Japanese scientists have discovered that cats actually recognize the names and faces of other felines they live with.
For their study published last month in Scientific Reports, researchers from Kyoto University and other institutions observed how cats react after hearing their housemates’ names being called.
Azabu University research fellow Saho Takagi, who specializes in animal science, initiated the study while working at Kyoto University.
“What we discovered is astonishing,” she said. “I want people to know the truth. Felines do not appear to listen to people’s conversations, but as a matter of fact, they do.”
The study delved into a common reaction exhibited by both humans and animals when something unexpected occurs: staring at a thing or event longer due to surprise.

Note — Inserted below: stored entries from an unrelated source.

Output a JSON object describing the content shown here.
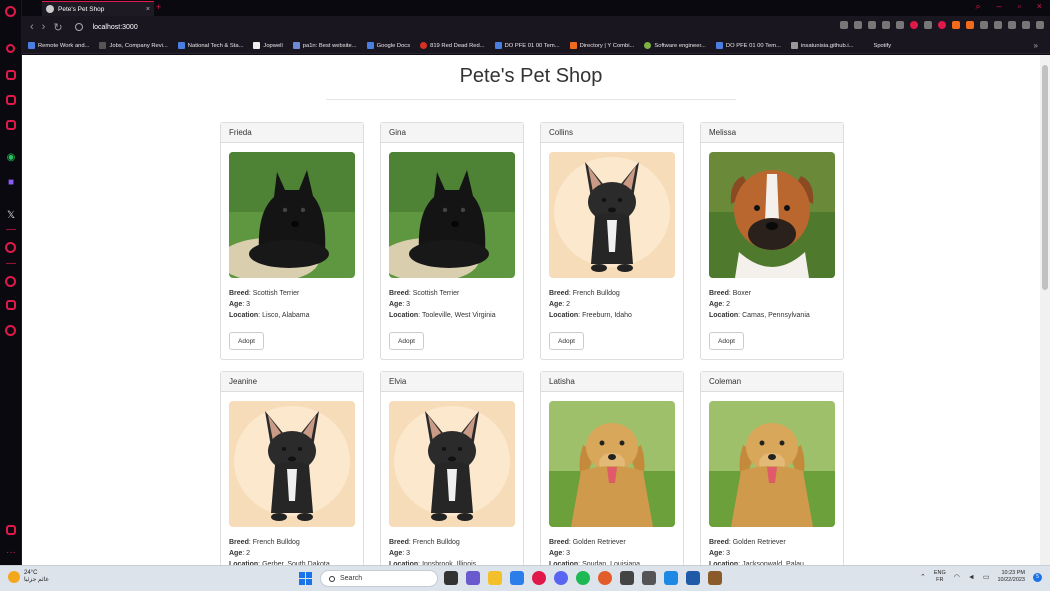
{
  "browser": {
    "tab_title": "Pete's Pet Shop",
    "url": "localhost:3000",
    "bookmarks": [
      "Remote Work and...",
      "Jobs, Company Revi...",
      "National Tech & Sta...",
      "Jopwell",
      "pa1n: Best website...",
      "Google Docs",
      "819 Red Dead Red...",
      "DO PFE 01 00 Tem...",
      "Directory | Y Combi...",
      "Software engineer...",
      "DO PFE 01 00 Tem...",
      "insatunisia.github.i...",
      "Spotify"
    ]
  },
  "page": {
    "title": "Pete's Pet Shop",
    "labels": {
      "breed": "Breed",
      "age": "Age",
      "location": "Location",
      "adopt": "Adopt"
    }
  },
  "pets": [
    {
      "name": "Frieda",
      "breed": "Scottish Terrier",
      "age": "3",
      "location": "Lisco, Alabama",
      "photo": "scottish-terrier"
    },
    {
      "name": "Gina",
      "breed": "Scottish Terrier",
      "age": "3",
      "location": "Tooleville, West Virginia",
      "photo": "scottish-terrier"
    },
    {
      "name": "Collins",
      "breed": "French Bulldog",
      "age": "2",
      "location": "Freeburn, Idaho",
      "photo": "french-bulldog"
    },
    {
      "name": "Melissa",
      "breed": "Boxer",
      "age": "2",
      "location": "Camas, Pennsylvania",
      "photo": "boxer"
    },
    {
      "name": "Jeanine",
      "breed": "French Bulldog",
      "age": "2",
      "location": "Gerber, South Dakota",
      "photo": "french-bulldog"
    },
    {
      "name": "Elvia",
      "breed": "French Bulldog",
      "age": "3",
      "location": "Innsbrook, Illinois",
      "photo": "french-bulldog"
    },
    {
      "name": "Latisha",
      "breed": "Golden Retriever",
      "age": "3",
      "location": "Soudan, Louisiana",
      "photo": "golden-retriever"
    },
    {
      "name": "Coleman",
      "breed": "Golden Retriever",
      "age": "3",
      "location": "Jacksonwald, Palau",
      "photo": "golden-retriever"
    }
  ],
  "taskbar": {
    "weather_temp": "24°C",
    "weather_desc": "غائم جزئيا",
    "search_placeholder": "Search",
    "lang_top": "ENG",
    "lang_bottom": "FR",
    "time": "10:23 PM",
    "date": "10/22/2023",
    "notifications": "5"
  },
  "colors": {
    "accent": "#e0194a",
    "page_bg": "#ffffff",
    "card_header": "#f5f5f5"
  }
}
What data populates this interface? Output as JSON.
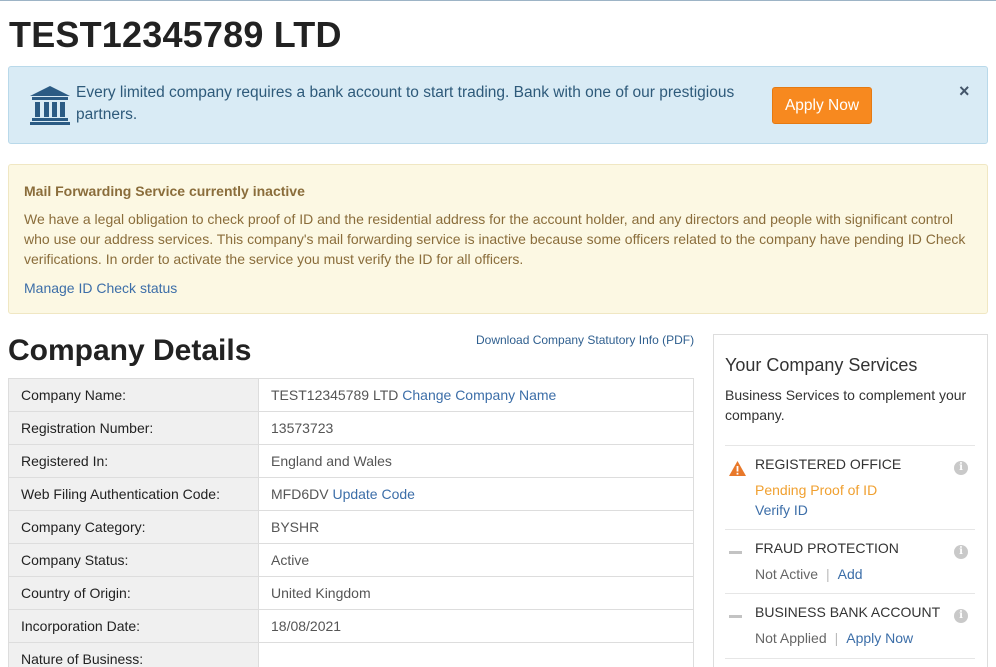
{
  "company_title": "TEST12345789 LTD",
  "bank_alert": {
    "icon": "bank-icon",
    "text": "Every limited company requires a bank account to start trading. Bank with one of our prestigious partners.",
    "apply_label": "Apply Now",
    "close_label": "×",
    "colors": {
      "background": "#d9ebf5",
      "button": "#f7891f"
    }
  },
  "mail_alert": {
    "title": "Mail Forwarding Service currently inactive",
    "body": "We have a legal obligation to check proof of ID and the residential address for the account holder, and any directors and people with significant control who use our address services. This company's mail forwarding service is inactive because some officers related to the company have pending ID Check verifications. In order to activate the service you must verify the ID for all officers.",
    "link": "Manage ID Check status",
    "colors": {
      "background": "#fcf8e3",
      "text": "#8a6d3b"
    }
  },
  "details": {
    "title": "Company Details",
    "download_link": "Download Company Statutory Info (PDF)",
    "rows": [
      {
        "label": "Company Name:",
        "value": "TEST12345789 LTD",
        "link": "Change Company Name"
      },
      {
        "label": "Registration Number:",
        "value": "13573723"
      },
      {
        "label": "Registered In:",
        "value": "England and Wales"
      },
      {
        "label": "Web Filing Authentication Code:",
        "value": "MFD6DV",
        "link": "Update Code"
      },
      {
        "label": "Company Category:",
        "value": "BYSHR"
      },
      {
        "label": "Company Status:",
        "value": "Active"
      },
      {
        "label": "Country of Origin:",
        "value": "United Kingdom"
      },
      {
        "label": "Incorporation Date:",
        "value": "18/08/2021"
      },
      {
        "label": "Nature of Business:",
        "value": ""
      }
    ]
  },
  "services": {
    "heading": "Your Company Services",
    "intro": "Business Services to complement your company.",
    "items": [
      {
        "icon": "warning-icon",
        "name": "REGISTERED OFFICE",
        "status": "Pending Proof of ID",
        "link": "Verify ID"
      },
      {
        "icon": "dash-icon",
        "name": "FRAUD PROTECTION",
        "status": "Not Active",
        "separator": "|",
        "link": "Add"
      },
      {
        "icon": "dash-icon",
        "name": "BUSINESS BANK ACCOUNT",
        "status": "Not Applied",
        "separator": "|",
        "link": "Apply Now"
      }
    ],
    "info_glyph": "i",
    "colors": {
      "warning": "#e8782a",
      "pending": "#f0a030",
      "link": "#3c6ea8"
    }
  }
}
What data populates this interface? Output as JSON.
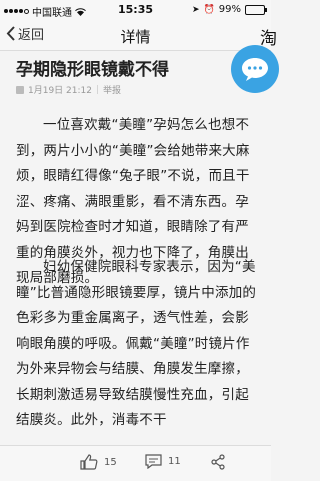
{
  "status": {
    "carrier": "中国联通",
    "time": "15:35",
    "battery": "99%"
  },
  "nav": {
    "back_label": "返回",
    "title": "详情",
    "right_partial": "淘"
  },
  "article": {
    "title": "孕期隐形眼镜戴不得",
    "date": "1月19日 21:12",
    "report": "举报",
    "paragraph1": "一位喜欢戴“美瞳”孕妈怎么也想不到，两片小小的“美瞳”会给她带来大麻烦，眼睛红得像“兔子眼”不说，而且干涩、疼痛、满眼重影，看不清东西。孕妈到医院检查时才知道，眼睛除了有严重的角膜炎外，视力也下降了，角膜出现局部磨损。",
    "paragraph2": "妇幼保健院眼科专家表示，因为“美瞳”比普通隐形眼镜要厚，镜片中添加的色彩多为重金属离子，透气性差，会影响眼角膜的呼吸。佩戴“美瞳”时镜片作为外来异物会与结膜、角膜发生摩擦，长期刺激适易导致结膜慢性充血，引起结膜炎。此外，消毒不干"
  },
  "bottom": {
    "likes": "15",
    "comments": "11"
  },
  "colors": {
    "accent": "#3aa3e3"
  }
}
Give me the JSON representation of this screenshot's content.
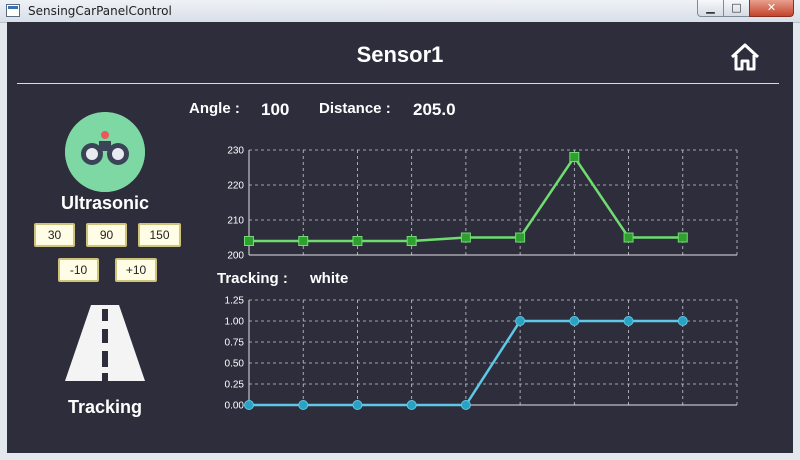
{
  "window": {
    "title": "SensingCarPanelControl",
    "controls": {
      "minimize": "▁",
      "maximize": "□",
      "close": "✕"
    }
  },
  "header": {
    "title": "Sensor1",
    "home_icon": "home-icon"
  },
  "readout": {
    "angle_label": "Angle :",
    "angle_value": "100",
    "distance_label": "Distance :",
    "distance_value": "205.0",
    "tracking_label": "Tracking :",
    "tracking_value": "white"
  },
  "ultrasonic": {
    "label": "Ultrasonic",
    "icon": "binoculars-icon",
    "angle_buttons": [
      "30",
      "90",
      "150"
    ],
    "step_buttons": [
      "-10",
      "+10"
    ]
  },
  "tracking": {
    "label": "Tracking",
    "icon": "road-icon"
  },
  "colors": {
    "background": "#2e2d3c",
    "distance_series": "#6fdc6f",
    "distance_marker": "#2fa02f",
    "tracking_series": "#5ec8e6",
    "tracking_marker": "#2aa2c2",
    "icon_circle": "#7ed8a3"
  },
  "chart_data": [
    {
      "type": "line",
      "x": [
        1,
        2,
        3,
        4,
        5,
        6,
        7,
        8,
        9
      ],
      "series": [
        {
          "values": [
            204,
            204,
            204,
            204,
            205,
            205,
            228,
            205,
            205
          ]
        }
      ],
      "yticks": [
        "200",
        "210",
        "220",
        "230"
      ],
      "ylim": [
        200,
        230
      ],
      "grid": true
    },
    {
      "type": "line",
      "x": [
        1,
        2,
        3,
        4,
        5,
        6,
        7,
        8,
        9
      ],
      "series": [
        {
          "values": [
            0,
            0,
            0,
            0,
            0,
            1,
            1,
            1,
            1
          ]
        }
      ],
      "yticks": [
        "0.00",
        "0.25",
        "0.50",
        "0.75",
        "1.00",
        "1.25"
      ],
      "ylim": [
        0,
        1.25
      ],
      "grid": true
    }
  ]
}
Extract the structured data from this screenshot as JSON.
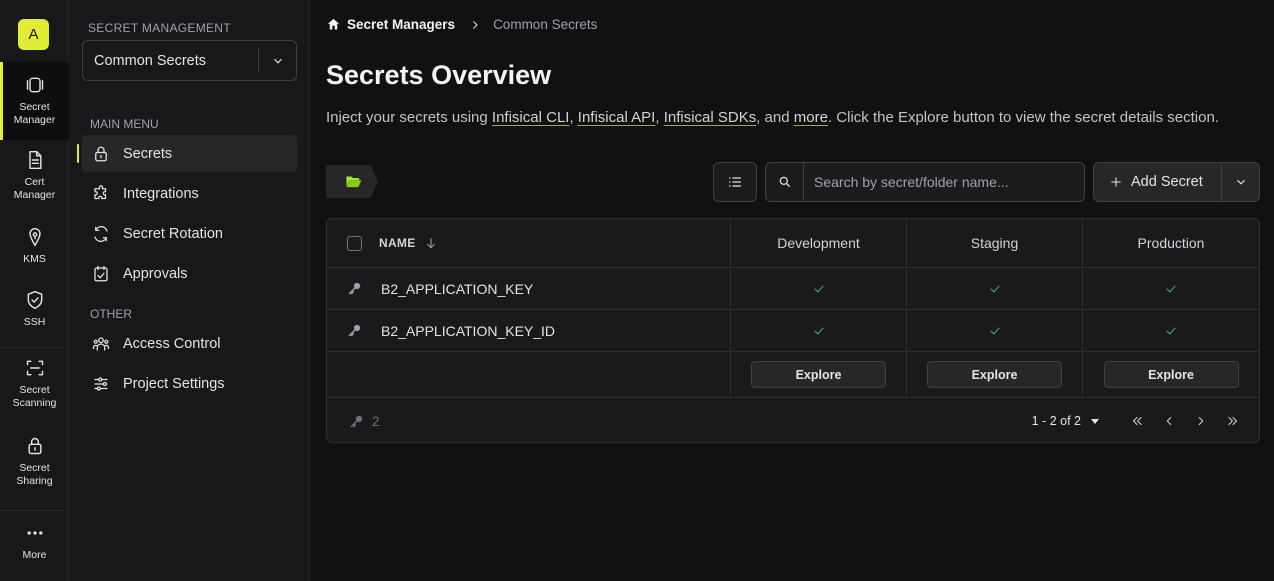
{
  "rail": {
    "avatar": "A",
    "items": [
      {
        "label_1": "Secret",
        "label_2": "Manager",
        "icon": "secret-manager-icon"
      },
      {
        "label_1": "Cert",
        "label_2": "Manager",
        "icon": "cert-manager-icon"
      },
      {
        "label_1": "KMS",
        "icon": "kms-icon"
      },
      {
        "label_1": "SSH",
        "icon": "ssh-shield-icon"
      },
      {
        "label_1": "Secret",
        "label_2": "Scanning",
        "icon": "scan-icon"
      },
      {
        "label_1": "Secret",
        "label_2": "Sharing",
        "icon": "lock-icon"
      },
      {
        "label_1": "More",
        "icon": "more-dots-icon"
      }
    ]
  },
  "sidebar": {
    "section_title": "SECRET MANAGEMENT",
    "project_select": "Common Secrets",
    "main_menu_label": "MAIN MENU",
    "main_items": [
      {
        "label": "Secrets",
        "icon": "lock-icon"
      },
      {
        "label": "Integrations",
        "icon": "puzzle-icon"
      },
      {
        "label": "Secret Rotation",
        "icon": "rotate-icon"
      },
      {
        "label": "Approvals",
        "icon": "checklist-icon"
      }
    ],
    "other_label": "OTHER",
    "other_items": [
      {
        "label": "Access Control",
        "icon": "users-icon"
      },
      {
        "label": "Project Settings",
        "icon": "sliders-icon"
      }
    ]
  },
  "breadcrumb": {
    "root": "Secret Managers",
    "current": "Common Secrets"
  },
  "page": {
    "title": "Secrets Overview",
    "desc_prefix": "Inject your secrets using ",
    "link_cli": "Infisical CLI",
    "sep1": ", ",
    "link_api": "Infisical API",
    "sep2": ", ",
    "link_sdks": "Infisical SDKs",
    "sep3": ", and ",
    "link_more": "more",
    "desc_suffix": ". Click the Explore button to view the secret details section."
  },
  "toolbar": {
    "search_placeholder": "Search by secret/folder name...",
    "add_label": "Add Secret"
  },
  "table": {
    "name_header": "NAME",
    "environments": [
      "Development",
      "Staging",
      "Production"
    ],
    "rows": [
      {
        "name": "B2_APPLICATION_KEY"
      },
      {
        "name": "B2_APPLICATION_KEY_ID"
      }
    ],
    "explore_label": "Explore",
    "count": "2",
    "pagination": "1 - 2 of 2"
  },
  "colors": {
    "accent": "#e0ed34",
    "check": "#22c55e",
    "background": "#111113"
  }
}
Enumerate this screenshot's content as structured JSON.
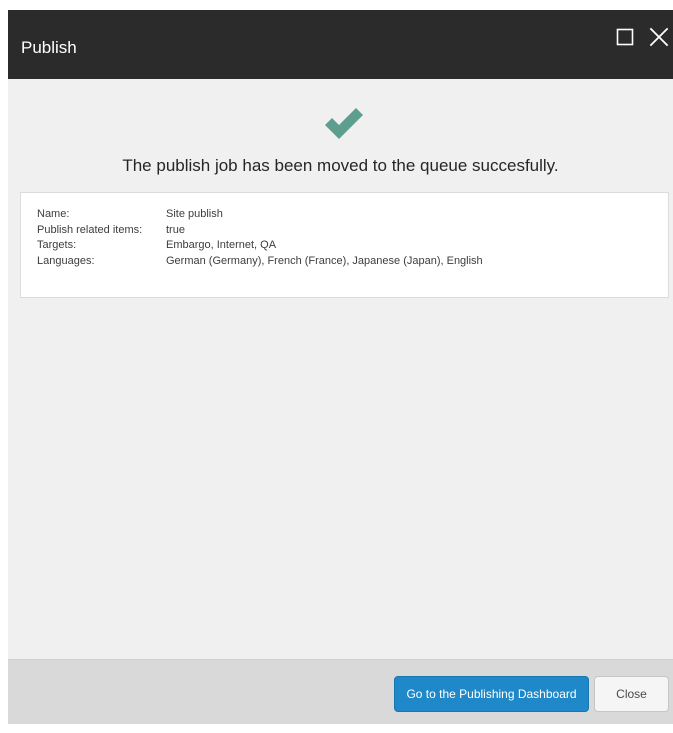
{
  "dialog": {
    "title": "Publish",
    "maximize_icon": "maximize-icon",
    "close_icon": "close-icon"
  },
  "status": {
    "icon": "checkmark-icon",
    "icon_color": "#5e9e8f",
    "message": "The publish job has been moved to the queue succesfully."
  },
  "summary": {
    "rows": [
      {
        "label": "Name:",
        "value": "Site publish"
      },
      {
        "label": "Publish related items:",
        "value": "true"
      },
      {
        "label": "Targets:",
        "value": "Embargo, Internet, QA"
      },
      {
        "label": "Languages:",
        "value": "German (Germany), French (France), Japanese (Japan), English"
      }
    ]
  },
  "footer": {
    "primary_label": "Go to the Publishing Dashboard",
    "secondary_label": "Close"
  },
  "colors": {
    "titlebar": "#2b2b2b",
    "primary_button": "#1e88c8",
    "body_bg": "#f0f0f0",
    "footer_bg": "#d9d9d9"
  }
}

The research team tested the behavior of 48 cats that lived in groups of three or more. Of the subjects, 19 lived in regular households while 29 lived at cat cafes.
During the experiment, a cat was made to listen to one of its roommates’ names being called and immediately shown images of the named cat’s owner and other cats.
Household cats were found to stare at the monitor longer when the spoken name and the photo shown did not match. Meanwhile, those from cat cafes showed no remarkable difference in their reactions.
The researchers posit that this is because cat cafe felines are called their individual names a lot less than their household counterparts due to the number of cats kept along with them.
According to Takagi, the new findings could further help prove cats’ linguistic cognition.
“It’s been believed that cats are indifferent to things that don’t benefit them, but we’ve learned that they pay attention to the communication between their human and feline roommates,” she told The Mainichi. “Going forward, I want to study how cats learn the names and faces of other cats.”
Cats have previously been observed to exhibit greater differences in their behavior and emotional expressions from one animal to another. That characteristic has limited the scope of previous studies that looked into how they understand and convey language.